Partie 3

Je me démarquais des autres. J'apprenais plus vite, je comprenais du premier coup, je portais un regard différent sur le monde. Je crois que c'est mon regard qui a le plus marqué mon entourage. J'ai les yeux d'un vert si foncé qu'il se confond presque avec le noir de mes pupilles. On y voit dès le plus jeune âge une mysticité y briller.

J'étais constamment dans mes pensées. Je créais mon propre monde dans mon esprit, un univers qui n'appartenait qu'à moi.

Contrairement à ce que tu pourrais croire, je n'ai commencé à parler que très tard, à l'âge de six ans. Je ne crois pas que je n'avais rien à dire, mais plutôt que j'avais tellement à raconter que je ne savais pas par où commencer. Alors je m'exprimais par la musique, que j'ai découverte par moi-même. Ma mère a pleuré la première fois que j'ai sorti un son de ma bouche. J'avais chanté l'air de la berceuse qu'elle me fredonnait le soir avant de dormir. Je l'avais accompagnée du chant des oiseaux, qui offraient un fond sonore en harmonie avec ma voix. Je crois que tout le village a entendu ma prestation.

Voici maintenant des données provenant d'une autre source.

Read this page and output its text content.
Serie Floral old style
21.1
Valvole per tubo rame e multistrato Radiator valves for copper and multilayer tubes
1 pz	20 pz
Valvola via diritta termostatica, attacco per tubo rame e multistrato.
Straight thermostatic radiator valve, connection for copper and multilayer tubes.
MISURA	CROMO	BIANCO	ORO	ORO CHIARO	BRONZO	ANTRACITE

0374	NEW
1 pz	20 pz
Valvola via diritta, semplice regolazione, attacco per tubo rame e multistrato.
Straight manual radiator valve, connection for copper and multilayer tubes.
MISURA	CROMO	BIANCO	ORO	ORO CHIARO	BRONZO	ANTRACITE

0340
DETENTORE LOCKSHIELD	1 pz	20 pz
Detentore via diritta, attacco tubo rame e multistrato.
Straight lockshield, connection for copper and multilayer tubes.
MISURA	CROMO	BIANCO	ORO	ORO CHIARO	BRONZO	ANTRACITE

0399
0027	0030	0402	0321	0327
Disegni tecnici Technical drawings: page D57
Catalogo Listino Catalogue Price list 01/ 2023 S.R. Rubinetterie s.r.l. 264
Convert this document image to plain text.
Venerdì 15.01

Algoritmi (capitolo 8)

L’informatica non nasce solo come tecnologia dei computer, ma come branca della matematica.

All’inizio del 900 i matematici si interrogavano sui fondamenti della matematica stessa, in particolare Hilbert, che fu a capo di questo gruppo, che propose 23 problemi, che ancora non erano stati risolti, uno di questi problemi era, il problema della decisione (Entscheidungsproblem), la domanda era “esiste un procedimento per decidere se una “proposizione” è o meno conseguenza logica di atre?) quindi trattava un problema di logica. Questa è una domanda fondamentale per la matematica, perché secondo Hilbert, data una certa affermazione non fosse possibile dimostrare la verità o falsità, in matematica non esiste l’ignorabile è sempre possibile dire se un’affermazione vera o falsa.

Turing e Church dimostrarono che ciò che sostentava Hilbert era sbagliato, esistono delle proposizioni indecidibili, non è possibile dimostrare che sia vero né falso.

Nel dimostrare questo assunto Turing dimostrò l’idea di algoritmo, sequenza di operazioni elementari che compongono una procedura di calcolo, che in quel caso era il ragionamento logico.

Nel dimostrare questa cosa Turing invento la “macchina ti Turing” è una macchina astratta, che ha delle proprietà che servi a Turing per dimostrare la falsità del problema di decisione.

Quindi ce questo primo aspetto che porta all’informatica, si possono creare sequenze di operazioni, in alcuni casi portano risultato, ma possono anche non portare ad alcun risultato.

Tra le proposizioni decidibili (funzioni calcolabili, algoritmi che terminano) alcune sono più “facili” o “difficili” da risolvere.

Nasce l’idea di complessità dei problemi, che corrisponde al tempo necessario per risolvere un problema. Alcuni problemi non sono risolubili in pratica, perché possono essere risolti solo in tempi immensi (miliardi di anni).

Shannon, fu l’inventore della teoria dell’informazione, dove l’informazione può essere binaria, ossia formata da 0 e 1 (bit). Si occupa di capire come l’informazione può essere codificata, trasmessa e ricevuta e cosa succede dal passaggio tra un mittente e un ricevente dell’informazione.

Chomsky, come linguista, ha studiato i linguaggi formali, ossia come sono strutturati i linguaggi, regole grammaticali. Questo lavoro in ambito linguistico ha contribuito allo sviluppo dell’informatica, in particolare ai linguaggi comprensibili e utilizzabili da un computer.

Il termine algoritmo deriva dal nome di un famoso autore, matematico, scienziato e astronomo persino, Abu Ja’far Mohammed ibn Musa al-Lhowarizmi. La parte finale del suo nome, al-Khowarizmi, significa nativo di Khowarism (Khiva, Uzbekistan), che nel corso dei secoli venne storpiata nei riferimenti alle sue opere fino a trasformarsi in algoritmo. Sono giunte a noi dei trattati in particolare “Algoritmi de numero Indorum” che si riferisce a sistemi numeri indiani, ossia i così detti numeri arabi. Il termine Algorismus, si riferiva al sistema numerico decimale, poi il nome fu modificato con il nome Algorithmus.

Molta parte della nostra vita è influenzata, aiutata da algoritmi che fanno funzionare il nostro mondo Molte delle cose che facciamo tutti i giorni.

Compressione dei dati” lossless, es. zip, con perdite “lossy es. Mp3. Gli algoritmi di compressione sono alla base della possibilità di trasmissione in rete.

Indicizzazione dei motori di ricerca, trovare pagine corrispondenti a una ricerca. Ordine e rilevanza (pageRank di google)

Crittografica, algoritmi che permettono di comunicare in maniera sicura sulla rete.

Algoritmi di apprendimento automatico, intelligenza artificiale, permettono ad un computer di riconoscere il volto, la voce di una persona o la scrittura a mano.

Le jour de mes six ans, lors de la fête de l'équinoxe de printemps, une estrade avait été plantée pour le discours que devait prononcer ma grand-mère. Mais depuis quelques semaines, elle était faible et malade. Nous espérions tous qu'un miracle ait lieu et puisse la rétablir. Mais il n'en fut. Son âme a quitté son corps dans la journée, et tous les Vitam ont prié pour qu'elle repose en paix. Sapian-da, le Darbor, Grand Sage et sage Da'vin, avait rejoint la cérémonie du décès de Nala-vi.

Chez nous, la mort ne signifie pas la fin de la vie mais son prolongement naturel. Quand notre corps meurt, il nourrit la terre, qui nous nourrit et nous offre sa protection à son tour.

Notre croyance réside en des dieux vivant chacun en nous, êtres de la nature. Ils vivent en nous, et nous guident tout au long de notre vie. Ils ne sont pas qu'en les Silvastir, mais aussi dans les animaux, les plantes. Nous vivons en symbiose avec eux, bien qu'ils n'influent pas sur nos choix. Ils font la force de notre caractère.

C'est ce qui fait pour nous l'égalité des espèces et le cycle de la vie. Quand un être ne vit plus, son âme est dispersée autour de son corps et elle continue à vivre dans la mémoire et le cœur de ses proches. Son dieu, quant à lui, part en quête d'un nouvel hôte, dont il a besoin pour subsister.

C'est pour cette raison que nous ne sommes pas aussi tristes que vous lors d'un deuil. Bien sûr, nous sommes tristes, mais pas de la même manière. Ce n'est pas son esprit qui nous manquera, mais sa présence corporelle.

 Lorsque son linceul est apparu sur l'estrade, je me souviens que Sapian-da a discouru sur la vie de ma grand-mère telle qu'elle a été et telle qu'elle sera. Il a béni son âme. Quand il a accompli son geste, je suis montée le rejoindre, et les bruits de la forêt, les vent et les feuilles, les pépiements d'oiseaux, les murmures des animaux se sont intensifiés dans une douce mélodie commune. Je chantai alors, sur l'air de la nature.

Je crois n'avoir prononcé aucune parole, aucun mot. Seulement le son de ma voix, comme l'instrument du morceau de la nature. L'instant a duré, autant que pouvait mourir le soleil, dans sa descente jusqu'à la nuit.